My point here, and the one Chapek acknowledged by refusing to share the numbers, is it’s virtually impossible for ESPN+ to ever come close to producing the revenue that ESPN does now from cable and satellite subscriptions.
So what does that mean? In the years ahead ESPN, at least if it isn’t purchased by someone like Amazon or Apple who can handle the losses thanks to offsets elsewhere, is going to have to give up top sports rights. (Why would Amazon or Apple buy ESPN when they can just buy the rights instead of ESPN? Maybe to get the existing rights ESPN already has? I think that’s probably the best case scenario for ESPN). Because otherwise at the same time that ESPN is going to become the most desperate to get the best sports rights, they’re going to have less and less money to be able to buy them with. Which means it’s going to be harder and harder to get people to subscribe to ESPN+.
The end result? From a business perspective ESPN is a dead, slow growth company that has begun its descent into oblivion. I suspect most intelligent Disney executives know this. But they are attempting to hide this fact by suggesting streaming will save the company somewhere in the future.
The problem is that just isn’t true. If anything, streaming is actually going to hasten the demise of ESPN, not save it. Because instead of just one company drowning, ESPN now has two, the legacy cable business and ESPN+.

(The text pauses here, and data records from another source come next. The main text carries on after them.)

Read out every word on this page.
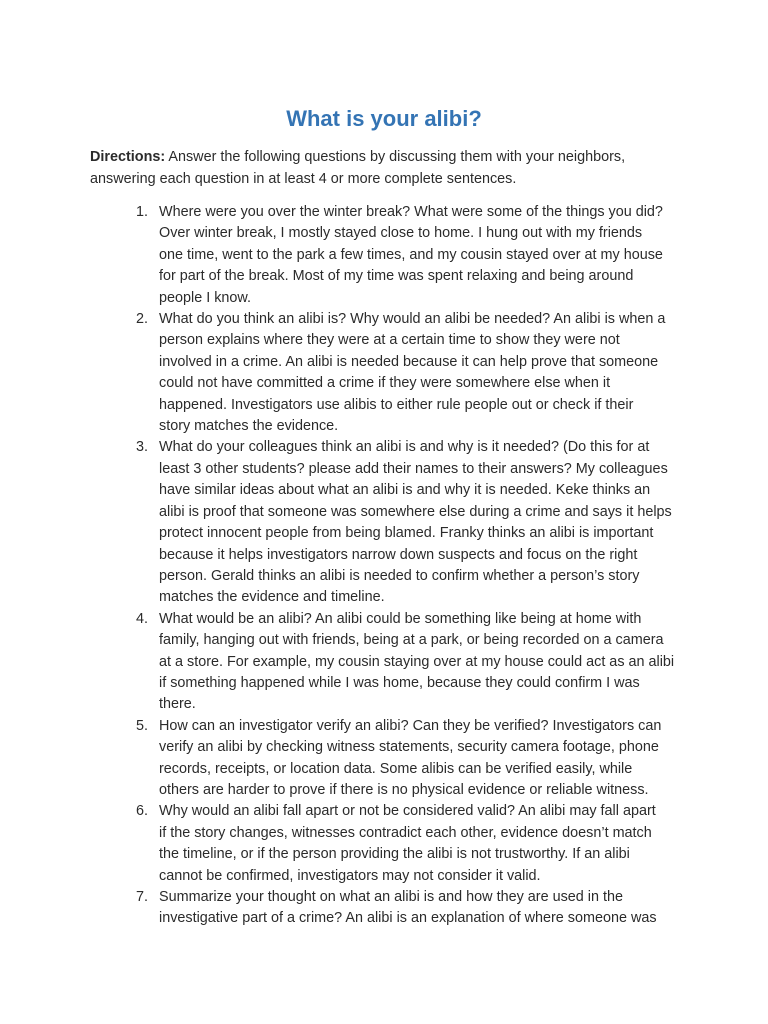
What is your alibi?
Directions: Answer the following questions by discussing them with your neighbors,
answering each question in at least 4 or more complete sentences.
1. Where were you over the winter break? What were some of the things you did?
Over winter break, I mostly stayed close to home. I hung out with my friends
one time, went to the park a few times, and my cousin stayed over at my house
for part of the break. Most of my time was spent relaxing and being around
people I know.
2. What do you think an alibi is? Why would an alibi be needed? An alibi is when a
person explains where they were at a certain time to show they were not
involved in a crime. An alibi is needed because it can help prove that someone
could not have committed a crime if they were somewhere else when it
happened. Investigators use alibis to either rule people out or check if their
story matches the evidence.
3. What do your colleagues think an alibi is and why is it needed? (Do this for at
least 3 other students? please add their names to their answers? My colleagues
have similar ideas about what an alibi is and why it is needed. Keke thinks an
alibi is proof that someone was somewhere else during a crime and says it helps
protect innocent people from being blamed. Franky thinks an alibi is important
because it helps investigators narrow down suspects and focus on the right
person. Gerald thinks an alibi is needed to confirm whether a person’s story
matches the evidence and timeline.
4. What would be an alibi? An alibi could be something like being at home with
family, hanging out with friends, being at a park, or being recorded on a camera
at a store. For example, my cousin staying over at my house could act as an alibi
if something happened while I was home, because they could confirm I was
there.
5. How can an investigator verify an alibi? Can they be verified? Investigators can
verify an alibi by checking witness statements, security camera footage, phone
records, receipts, or location data. Some alibis can be verified easily, while
others are harder to prove if there is no physical evidence or reliable witness.
6. Why would an alibi fall apart or not be considered valid? An alibi may fall apart
if the story changes, witnesses contradict each other, evidence doesn’t match
the timeline, or if the person providing the alibi is not trustworthy. If an alibi
cannot be confirmed, investigators may not consider it valid.
7. Summarize your thought on what an alibi is and how they are used in the
investigative part of a crime? An alibi is an explanation of where someone was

The only lifeboat I see is getting the company sold to Amazon or Apple, someone who has lots of money to spend, sees ESPN is doomed and wants to own the sports marketplace based on the rights ESPN has already acquired.
But, as I said above, why would you save a drowning company when you can just blow them out of the water by paying far more than they can for sports rights coming up to auction in the years ahead? ESPN without top sports rights is like McDonald’s without hamburgers, the reason for the company to exist ceases to exist.
Instead of continuing to peddle the lie that streaming will save ESPN, Disney CEO Bob Chapek would be smart to cut ESPN adrift while he still can and find a buyer, almost at any price. Otherwise, he’s going down with two ships, the ESPN cable business and the ESPN streaming business. Because pretty soon the math doesn’t lie, ESPN is going to be costing Disney billions of dollars a year.
And that’s a cost no sport, no matter how popular, can keep from happening.